Incendie de l’hôtel Oloffson : Pendant que les gangs règnent, le pouvoir se contente de regretter
Le gouvernement haïtien a publié ce mardi un communiqué enflammé, dénonçant l’incendie de l’Hôtel Oloffson comme un « acte de trop », un crime contre la nation. Mais pour les milliers d’habitants de Carrefour-Feuilles, Martissant, Mariani et bien d’autres zones abandonnées, cette déclaration officielle arrive avec un insupportable décalage. Le « trop », ils le vivent depuis des années. Leur quotidien est rythmé par les rafales, les déplacements forcés, les pillages et les incendies. Ils enterrent leurs morts dans l’indifférence générale.

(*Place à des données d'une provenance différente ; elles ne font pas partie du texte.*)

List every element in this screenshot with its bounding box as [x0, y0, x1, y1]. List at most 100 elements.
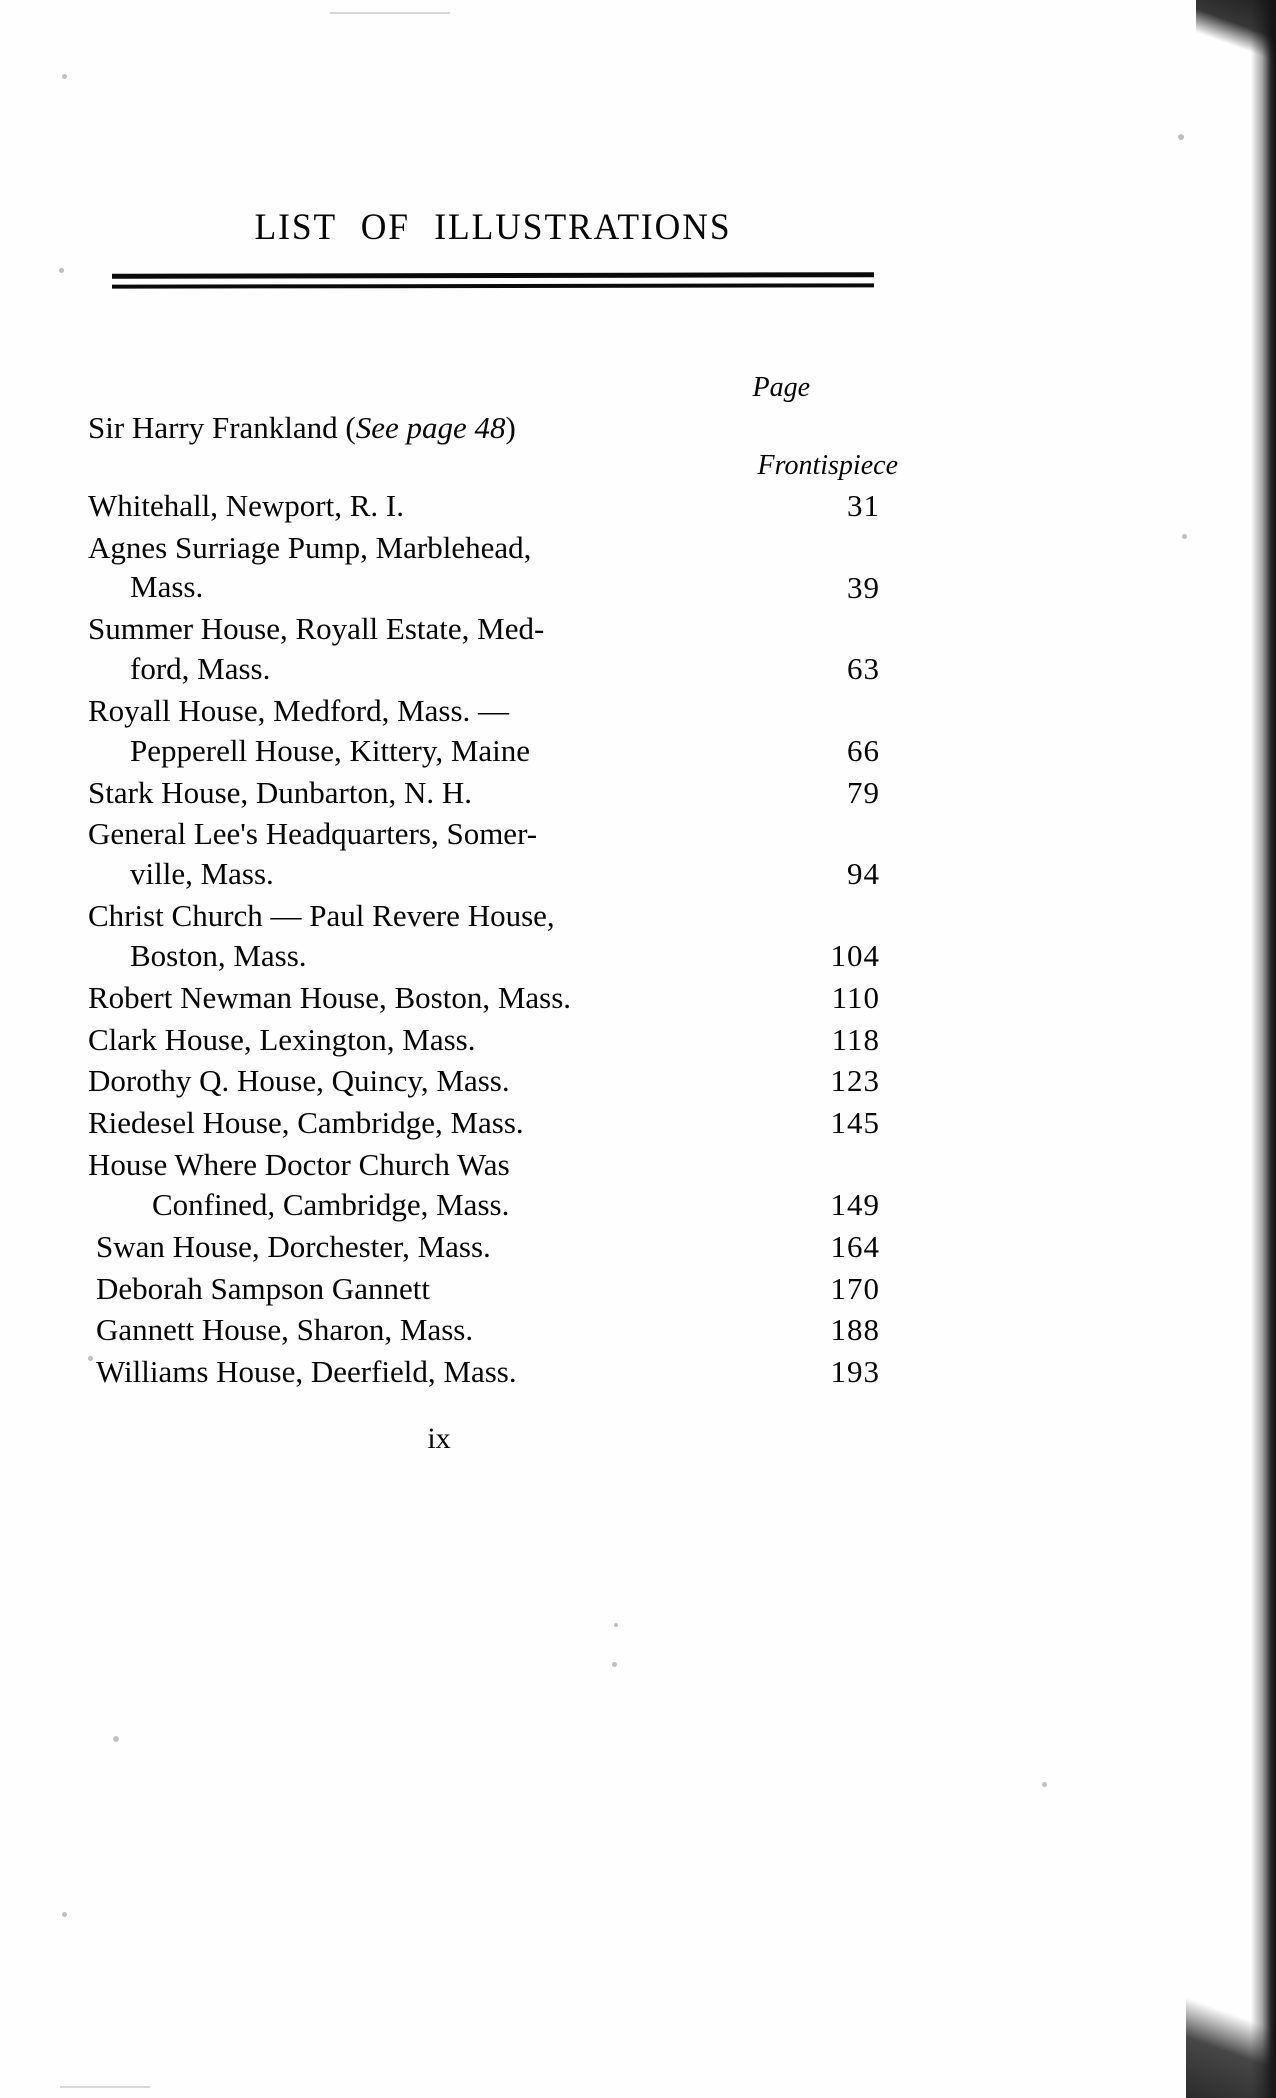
scan-speck [113, 1736, 119, 1742]
list-item: Clark House, Lexington, Mass. 118 [88, 1020, 898, 1060]
entry-title-line: Boston, Mass. [130, 937, 307, 973]
entry-page-number: 193 [830, 1354, 880, 1390]
entry-page-number: 188 [830, 1312, 880, 1348]
scan-speck [62, 74, 67, 79]
entry-title-line: Robert Newman House, Boston, Mass. [88, 979, 572, 1015]
list-item: Riedesel House, Cambridge, Mass. 145 [88, 1103, 898, 1143]
entry-title-line: Williams House, Deerfield, Mass. [96, 1354, 517, 1390]
entry-page-number: 170 [830, 1270, 880, 1306]
entry-page-number: 79 [847, 774, 880, 810]
entry-title-part-tail: ) [505, 410, 516, 445]
list-item: Summer House, Royall Estate, Med- ford, … [88, 609, 898, 689]
entry-page-number: 39 [847, 569, 880, 605]
entry-page-number: 66 [847, 732, 880, 768]
list-item: House Where Doctor Church Was Confined, … [88, 1145, 898, 1225]
entry-title-line: Deborah Sampson Gannett [96, 1270, 431, 1306]
entry-title: Robert Newman House, Boston, Mass. [88, 978, 780, 1018]
scan-speck [612, 1662, 617, 1667]
entry-title-line: Confined, Cambridge, Mass. [152, 1186, 510, 1222]
scan-speck [62, 1912, 67, 1917]
entry-title: General Lee's Headquarters, Somer- ville… [88, 814, 780, 894]
entry-title-line: Clark House, Lexington, Mass. [88, 1021, 476, 1057]
list-item: Deborah Sampson Gannett 170 [88, 1269, 898, 1309]
entry-title: Riedesel House, Cambridge, Mass. [88, 1103, 780, 1143]
entry-title-line: Royall House, Medford, Mass. — [88, 692, 510, 728]
entry-title: Whitehall, Newport, R. I. [88, 486, 780, 526]
list-item: Dorothy Q. House, Quincy, Mass. 123 [88, 1061, 898, 1101]
entry-title: Clark House, Lexington, Mass. [88, 1020, 780, 1060]
entry-title: Williams House, Deerfield, Mass. [88, 1352, 780, 1392]
entry-title-line: Whitehall, Newport, R. I. [88, 487, 404, 523]
folio-page-number: ix [427, 1422, 451, 1456]
entry-title: Dorothy Q. House, Quincy, Mass. [88, 1061, 780, 1101]
entry-title: Deborah Sampson Gannett [88, 1269, 780, 1309]
entry-title-line: Stark House, Dunbarton, N. H. [88, 774, 473, 810]
scan-corner-bottom [1186, 1978, 1276, 2098]
list-item: Williams House, Deerfield, Mass. 193 [88, 1352, 898, 1392]
frontispiece-label: Frontispiece [757, 449, 898, 481]
list-item: Agnes Surriage Pump, Marblehead, Mass. 3… [88, 528, 898, 608]
page-content: LIST OF ILLUSTRATIONS Page Sir Harry Fra… [88, 0, 898, 1456]
scan-speck [59, 268, 64, 273]
scan-edge-shadow [1240, 0, 1276, 2098]
entry-title: Stark House, Dunbarton, N. H. [88, 773, 780, 813]
scan-speck [1182, 534, 1187, 539]
title-double-rule [111, 272, 875, 289]
scan-speck [1042, 1782, 1047, 1787]
entry-title: Christ Church — Paul Revere House, Bosto… [88, 896, 780, 976]
entry-title: Gannett House, Sharon, Mass. [88, 1310, 780, 1350]
entry-title: Agnes Surriage Pump, Marblehead, Mass. [88, 528, 780, 608]
list-item: Whitehall, Newport, R. I. 31 [88, 486, 898, 526]
entry-title-line: General Lee's Headquarters, Somer- [88, 816, 538, 852]
entry-title-line: Sir Harry Frankland (See page 48) [88, 408, 898, 448]
page-title: LIST OF ILLUSTRATIONS [254, 207, 732, 248]
entry-page-number: 31 [847, 487, 880, 523]
entry-page-number: 104 [830, 938, 880, 974]
list-item: Stark House, Dunbarton, N. H. 79 [88, 773, 898, 813]
entry-page-number: 110 [831, 979, 880, 1015]
scan-speck [1178, 134, 1184, 140]
list-item: General Lee's Headquarters, Somer- ville… [88, 814, 898, 894]
entry-page-number: 149 [830, 1187, 880, 1223]
entry-title-line: Summer House, Royall Estate, Med- [88, 611, 545, 647]
entry-page-number: 164 [830, 1228, 880, 1264]
entry-page-number: 94 [847, 856, 880, 892]
entry-page-number: 145 [830, 1105, 880, 1141]
entry-title: Royall House, Medford, Mass. — Pepperell… [88, 691, 780, 771]
illustration-list: Sir Harry Frankland (See page 48) Fronti… [88, 408, 898, 1392]
scan-speck [614, 1623, 618, 1627]
entry-title-line: Pepperell House, Kittery, Maine [130, 732, 531, 768]
entry-title-line: Christ Church — Paul Revere House, [88, 898, 555, 934]
scan-speck [330, 12, 450, 14]
list-item: Sir Harry Frankland (See page 48) Fronti… [88, 408, 898, 484]
scan-corner-top [1196, 0, 1276, 70]
rule-lower [111, 283, 875, 289]
entry-title: House Where Doctor Church Was Confined, … [88, 1145, 780, 1225]
entry-title: Sir Harry Frankland (See page 48) Fronti… [88, 408, 898, 484]
entry-title-part: Sir Harry Frankland ( [88, 410, 356, 445]
list-item: Robert Newman House, Boston, Mass. 110 [88, 978, 898, 1018]
entry-title-line: Riedesel House, Cambridge, Mass. [88, 1105, 524, 1141]
entry-page-number: 123 [830, 1063, 880, 1099]
list-item: Swan House, Dorchester, Mass. 164 [88, 1227, 898, 1267]
scan-speck [88, 1356, 93, 1361]
entry-title: Summer House, Royall Estate, Med- ford, … [88, 609, 780, 689]
entry-title-line: Swan House, Dorchester, Mass. [96, 1228, 491, 1264]
entry-title-line: Agnes Surriage Pump, Marblehead, [88, 529, 532, 565]
entry-title-line: Dorothy Q. House, Quincy, Mass. [88, 1063, 510, 1099]
page-column-header: Page [752, 372, 810, 403]
entry-title-line: Mass. [130, 569, 204, 605]
list-item: Christ Church — Paul Revere House, Bosto… [88, 896, 898, 976]
entry-title-line: ville, Mass. [130, 856, 274, 892]
entry-title-line: Gannett House, Sharon, Mass. [96, 1312, 474, 1348]
entry-title: Swan House, Dorchester, Mass. [88, 1227, 780, 1267]
list-item: Gannett House, Sharon, Mass. 188 [88, 1310, 898, 1350]
scan-speck [60, 2086, 150, 2088]
entry-page-number: 63 [847, 651, 880, 687]
list-item: Royall House, Medford, Mass. — Pepperell… [88, 691, 898, 771]
entry-title-line: House Where Doctor Church Was [88, 1147, 510, 1183]
entry-title-line: ford, Mass. [130, 651, 271, 687]
entry-page-number: 118 [831, 1021, 880, 1057]
entry-title-italic: See page 48 [355, 410, 506, 445]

Depuis longtemps, des quartiers entiers sont sous le joug de groupes armés qui contrôlent routes, écoles, marchés et vies humaines. Martissant, verrou stratégique entre Port-au-Prince et le Sud, est devenu un no man’s land. Mariani, Carrefour-Feuilles, Cité-Soleil, Croix-des-Bouquets : autant de territoires transformés en zones de guerre, livrés à des milices qui dictent leur loi. Et pourtant, l’État n’a jamais posé d’actes concrets pour freiner ces terroristes. Jusqu’à ce que l’Oloffson brûle.
Il a fallu que les flammes lèchent les murs d’un hôtel mythique de Port-au-Prince pour que les autorités retrouvent leur voix, leur colère, et leurs promesses. Un hôtel brûlé, et soudain, le gouvernement parle de « tolérance zéro », d’unité nationale, de crime contre la mémoire collective.

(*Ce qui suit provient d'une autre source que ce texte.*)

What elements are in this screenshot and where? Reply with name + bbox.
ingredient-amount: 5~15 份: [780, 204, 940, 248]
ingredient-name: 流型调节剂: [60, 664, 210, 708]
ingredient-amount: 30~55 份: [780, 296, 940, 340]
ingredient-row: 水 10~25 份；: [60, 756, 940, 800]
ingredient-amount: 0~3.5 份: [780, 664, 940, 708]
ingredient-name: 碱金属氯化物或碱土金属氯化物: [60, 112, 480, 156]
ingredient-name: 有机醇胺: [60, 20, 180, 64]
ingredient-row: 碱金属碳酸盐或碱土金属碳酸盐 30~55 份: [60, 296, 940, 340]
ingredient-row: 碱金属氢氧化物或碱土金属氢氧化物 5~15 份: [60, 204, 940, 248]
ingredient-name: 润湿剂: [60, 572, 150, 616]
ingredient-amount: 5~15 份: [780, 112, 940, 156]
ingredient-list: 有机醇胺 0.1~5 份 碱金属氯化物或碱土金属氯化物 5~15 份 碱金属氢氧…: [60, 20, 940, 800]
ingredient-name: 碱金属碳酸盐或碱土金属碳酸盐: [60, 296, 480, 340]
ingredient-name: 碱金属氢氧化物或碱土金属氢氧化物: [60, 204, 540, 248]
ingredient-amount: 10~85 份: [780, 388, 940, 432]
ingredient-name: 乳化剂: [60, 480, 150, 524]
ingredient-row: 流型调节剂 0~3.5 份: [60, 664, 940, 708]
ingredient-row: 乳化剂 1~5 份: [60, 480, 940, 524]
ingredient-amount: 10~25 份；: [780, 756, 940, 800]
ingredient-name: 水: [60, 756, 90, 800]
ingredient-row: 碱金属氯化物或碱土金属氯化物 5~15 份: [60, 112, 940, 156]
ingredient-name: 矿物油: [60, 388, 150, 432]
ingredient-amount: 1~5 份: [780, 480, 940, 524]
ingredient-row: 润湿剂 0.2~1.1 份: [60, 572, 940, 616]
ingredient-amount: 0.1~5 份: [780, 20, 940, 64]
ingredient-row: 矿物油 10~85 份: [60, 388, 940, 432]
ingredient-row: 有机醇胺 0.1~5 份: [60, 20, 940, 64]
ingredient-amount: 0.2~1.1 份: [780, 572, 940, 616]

Mais que vaut la mémoire sans les vivants ? Que vaut un bâtiment historique face aux familles massacrées, aux enfants déscolarisés, aux femmes violées, aux jeunes fauchés par les balles ? L’Hôtel Oloffson est sans doute un symbole. Mais le véritable drame, c’est le peuple abandonné, les quartiers sacrifiés, les institutions qui plient ou fuient.
« L’heure n’est plus à l’indifférence », clame le communiqué. Pourtant, c’est dans l’indifférence que des milliers d’Haïtiens ont été déplacés, enfermés chez eux, affamés, tués. L’indifférence, c’est aussi la passivité de ceux qui, au pouvoir, ont laissé ces gangs prendre racine, prospérer et imposer leur terreur.
Le gouvernement promet de mobiliser toutes ses ressources. Mais de quelles ressources parle-t-on ? Depuis des années, les promesses sont restées lettre morte, les plans de sécurité vides d’effet, les routes nationales livrées aux mains de criminels, et les policiers eux-mêmes pris pour cible sans renfort ni justice.
Le feu qui a consumé l’Oloffson est le même qui ravage Carrefour-Feuilles, Martissant, Mariani, Solino, Bas-Delmas, La Saline, et tant d’autres territoires martyrisés. Un feu alimenté par le désengagement de l’État, par la corruption, par l’abandon.
Le pays n’a plus besoin de discours enflammés. Il a besoin de courage politique, de justice réelle, de sécurité concrète. Pas demain. Pas après les élections. Maintenant.
Sinon, ce n’est pas seulement un hôtel qu’on perd. C’est toute une nation qu’on regarde partir en fumée.